The project uses [PyTorch](https://pytorch.org/) to train the model. I'd like
to re-create it using [TensorFlow](https://www.tensorflow.org/) as an
exercise to understand each one better, but that's a project for another night. It also
only responds to one line at a time so it can't carry a conversation with context,
yet...
### Website
I never thought I'd end up having a blog. I had no plans at all actually when I set up
this server, just to host a silly page that I would change from time to time whenever I
was bored. I've been looking at
[Hugo](https://gohugo.io/) as a way to organize what is now just a list of
divs in a single html file slowly growing out of control. Basically you just dump each
post into its own file, create a template of how to render them, and let it do its
thing. I should be able to create a template that recreates exactly what you see right
now, which is beginning to grow on me.
If you haven't noticed yet, (and I don't blame you if you haven't because only a handful
of people even visit this page) each time there is an update there is a completely new
background image, color scheme, a whole new theme.
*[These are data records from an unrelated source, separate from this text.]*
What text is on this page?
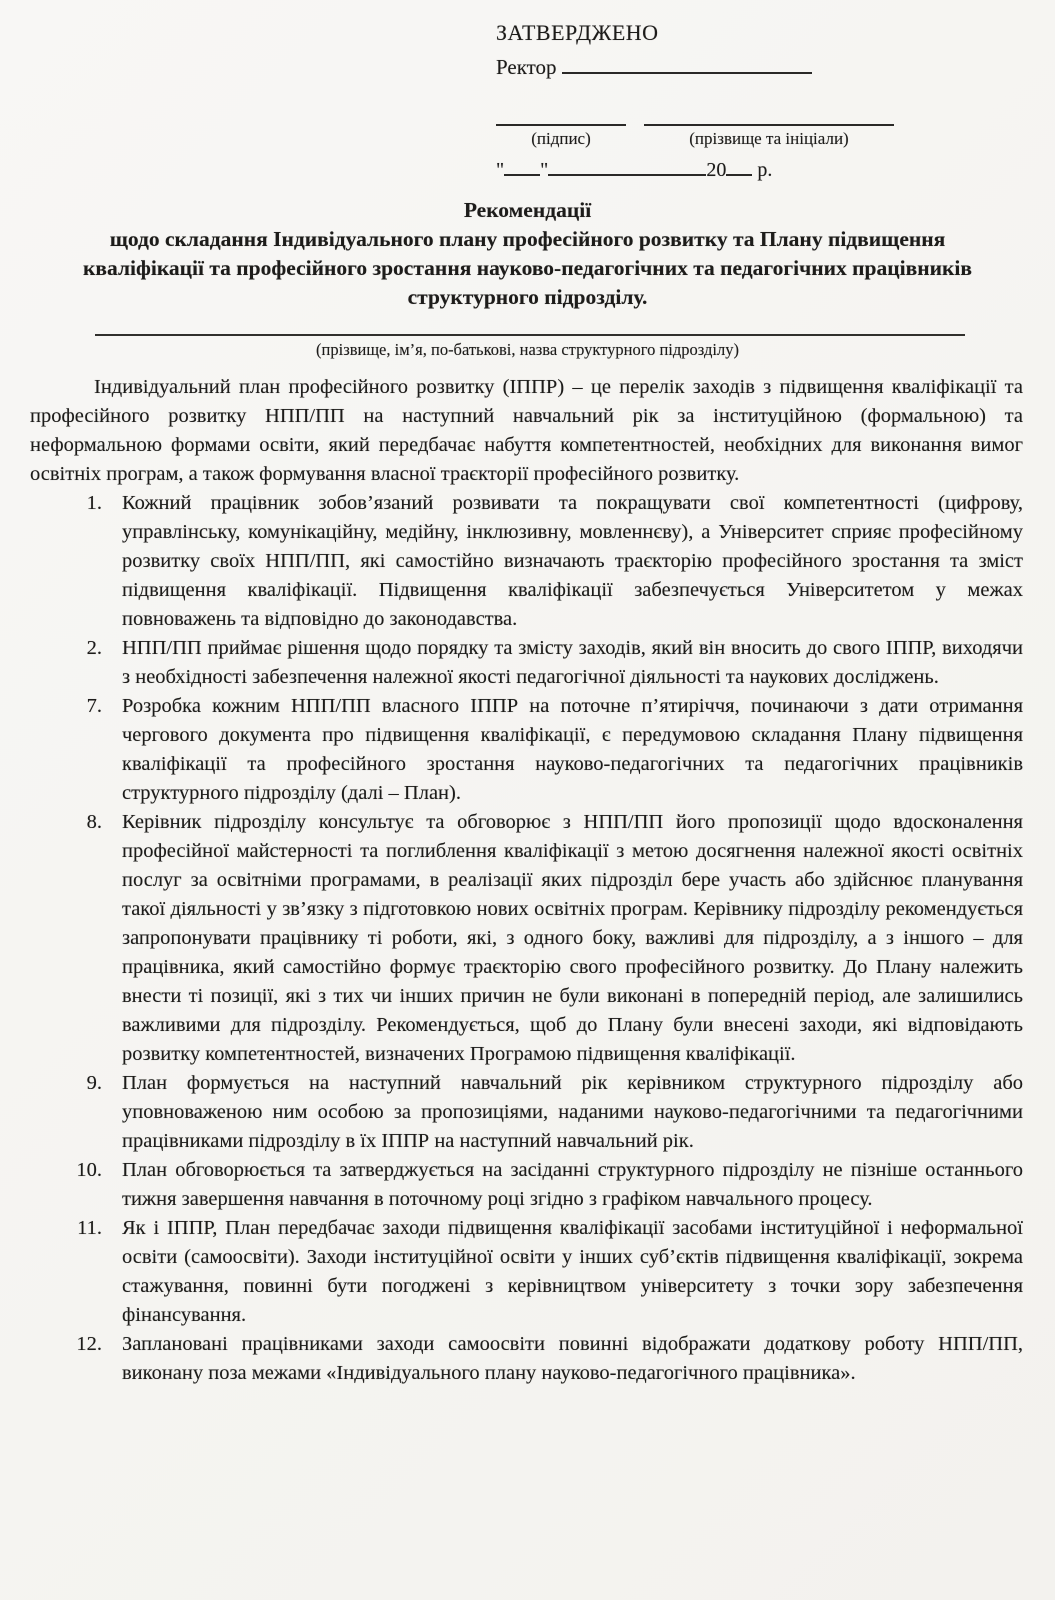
ЗАТВЕРДЖЕНО
Ректор
(підпис)	(прізвище та ініціали)
" "	20 р.
Рекомендації
щодо складання Індивідуального плану професійного розвитку та Плану підвищення кваліфікації та професійного зростання науково-педагогічних та педагогічних працівників структурного підрозділу.
(прізвище, ім’я, по-батькові, назва структурного підрозділу)

Індивідуальний план професійного розвитку (ІППР) – це перелік заходів з підвищення кваліфікації та професійного розвитку НПП/ПП на наступний навчальний рік за інституційною (формальною) та неформальною формами освіти, який передбачає набуття компетентностей, необхідних для виконання вимог освітніх програм, а також формування власної траєкторії професійного розвитку.

1. Кожний працівник зобов’язаний розвивати та покращувати свої компетентності (цифрову, управлінську, комунікаційну, медійну, інклюзивну, мовленнєву), а Університет сприяє професійному розвитку своїх НПП/ПП, які самостійно визначають траєкторію професійного зростання та зміст підвищення кваліфікації. Підвищення кваліфікації забезпечується Університетом у межах повноважень та відповідно до законодавства.
2. НПП/ПП приймає рішення щодо порядку та змісту заходів, який він вносить до свого ІППР, виходячи з необхідності забезпечення належної якості педагогічної діяльності та наукових досліджень.
7. Розробка кожним НПП/ПП власного ІППР на поточне п’ятиріччя, починаючи з дати отримання чергового документа про підвищення кваліфікації, є передумовою складання Плану підвищення кваліфікації та професійного зростання науково-педагогічних та педагогічних працівників структурного підрозділу (далі – План).
8. Керівник підрозділу консультує та обговорює з НПП/ПП його пропозиції щодо вдосконалення професійної майстерності та поглиблення кваліфікації з метою досягнення належної якості освітніх послуг за освітніми програмами, в реалізації яких підрозділ бере участь або здійснює планування такої діяльності у зв’язку з підготовкою нових освітніх програм. Керівнику підрозділу рекомендується запропонувати працівнику ті роботи, які, з одного боку, важливі для підрозділу, а з іншого – для працівника, який самостійно формує траєкторію свого професійного розвитку. До Плану належить внести ті позиції, які з тих чи інших причин не були виконані в попередній період, але залишились важливими для підрозділу. Рекомендується, щоб до Плану були внесені заходи, які відповідають розвитку компетентностей, визначених Програмою підвищення кваліфікації.
9. План формується на наступний навчальний рік керівником структурного підрозділу або уповноваженою ним особою за пропозиціями, наданими науково-педагогічними та педагогічними працівниками підрозділу в їх ІППР на наступний навчальний рік.
10. План обговорюється та затверджується на засіданні структурного підрозділу не пізніше останнього тижня завершення навчання в поточному році згідно з графіком навчального процесу.
11. Як і ІППР, План передбачає заходи підвищення кваліфікації засобами інституційної і неформальної освіти (самоосвіти). Заходи інституційної освіти у інших суб’єктів підвищення кваліфікації, зокрема стажування, повинні бути погоджені з керівництвом університету з точки зору забезпечення фінансування.
12. Заплановані працівниками заходи самоосвіти повинні відображати додаткову роботу НПП/ПП, виконану поза межами «Індивідуального плану науково-педагогічного працівника».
This is because this page is a near
identical representation of terminal windows open my computer and each time I update the
page I also update it with my current wallpaper, which generates the color scheme
dynamically using
[Pywal](https://github.com/dylanaraps/pywal).
TODO:
* Code blocks with syntax highlighting
* Develop an easy workflow to dump a jupyter notebook into the website and have it display nicely with minimal effort
* Find a way to hack plots generated with matplotlib to change colors with the page color scheme (or find another way to do the same thing)
* Automate generating the site - probably [Hugo](https://gohugo.io/)
* Separate from blog, projects, etc.
* Add socials, contact, about
* A bunch of stuff I haven't even thought of yet
That's all for now